One Norwegian analyst, Hans Jørgen Elnæs of Winair, told news service E24 that it can be a strength for SAS to emerge with three hubs in Copenhagen, Paris and at Schipol in the Netherlands. That can yield “very good connections” for SAS passengers, Elnæs noted.
The future of SAS’ own frequent flyer program Eurobonus, however, remains unclear. SAS chief executive Anko van der Werff, brought in just a few years ago as the first non-Scandinavian leader of the airline, has vowed to honour all Eurobonus agreements until SAS leaves Star Alliance (which it founded along with airlines including Germany’s Lufthansa and United of the US) next spring. SAS’s best customers can still use their points for such benefits as flights or upgrades until then, at which point they may be transferred to the Air France-KLM frequent flyer program, called Flying Blue. “We will take good are of our Eurobonus members,” he said.
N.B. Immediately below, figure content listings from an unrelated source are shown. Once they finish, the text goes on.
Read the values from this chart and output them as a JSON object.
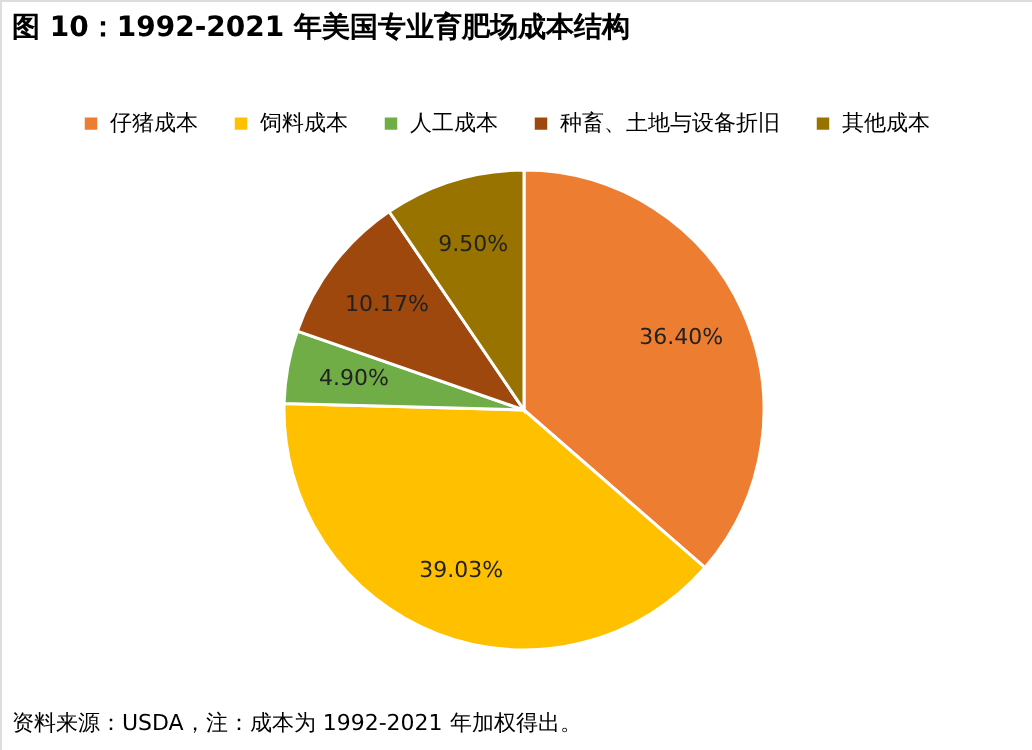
{
  "chart_data": {
    "type": "pie",
    "title": "图 10：1992-2021 年美国专业育肥场成本结构",
    "categories": [
      "仔猪成本",
      "饲料成本",
      "人工成本",
      "种畜、土地与设备折旧",
      "其他成本"
    ],
    "values": [
      36.4,
      39.03,
      4.9,
      10.17,
      9.5
    ],
    "colors": [
      "#ed7d31",
      "#ffc000",
      "#70ad47",
      "#9e480e",
      "#997300"
    ],
    "value_labels": [
      "36.40%",
      "39.03%",
      "4.90%",
      "10.17%",
      "9.50%"
    ],
    "legend": "top",
    "annotations": [
      "资料来源：USDA，注：成本为 1992-2021 年加权得出。"
    ]
  }
}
More airline consolidation expected
DN reported on Thursday that the process and solution for saving SAS may set off more long-anticipated consolidation of the airline industry in Europe. That could in turn result in takeover offers for SAS’ arch rival, Norwegian Air. It’s also emerged from crisis, and is itself trying to take over short-haul carrier Widerøe in Norway.
“Consolidation of the airline industry in Europe has gone more slowly than expected, but there are still expectations that it will happen,” Ole Martin Westgaard, an analyst at DNB Markets, told DN last spring. Now he thinks Norwegian Air is a clear candidate for takeover after SAS’ new owners are in place.
Hans-Erik Jacobsen, an airline analyst at Nordea Markets, agrees. “Air France-KLM coming in on the ownership side of SAS makes Norwegian a more interesting takeover candidate,” he told DN. Westgaard also thinks that Norwegian will be able to capture more business customers from SAS, after SAS’ Eurobonus program leaves the Star Alliance.
While SAS employees and customers have dealt with uncertainty and cutbacks over the past few years, the winners have been all the lawyers and consultants involved in the bankruptcy and reorganization process. E24 has reported that their fees alone are expected to amount to around NOK 2 billion by the time the process is over sometime next year. Among those charging up to NOK 8,900 (more than USD 800) an hour to help SAS has been Oslo law firm Schjødt, although American law firms and brokers have charged the highest fees. DN has reported that chief executive Anko van der Werff is earning around SEK 12.5 million a year for his efforts to rescue SAS, plus pension benefits.
SAS itself, meanwhile, has been doing better as travel resumes after the pandemic that mostly grounded airlines around the world. SAS earned its first profits in nearly four years during the period from May to July and has enjoyed double-digit increases in passenger counts. SAS carried around 2.3 million passengers in August, for example, up 22 percent from the same month last year.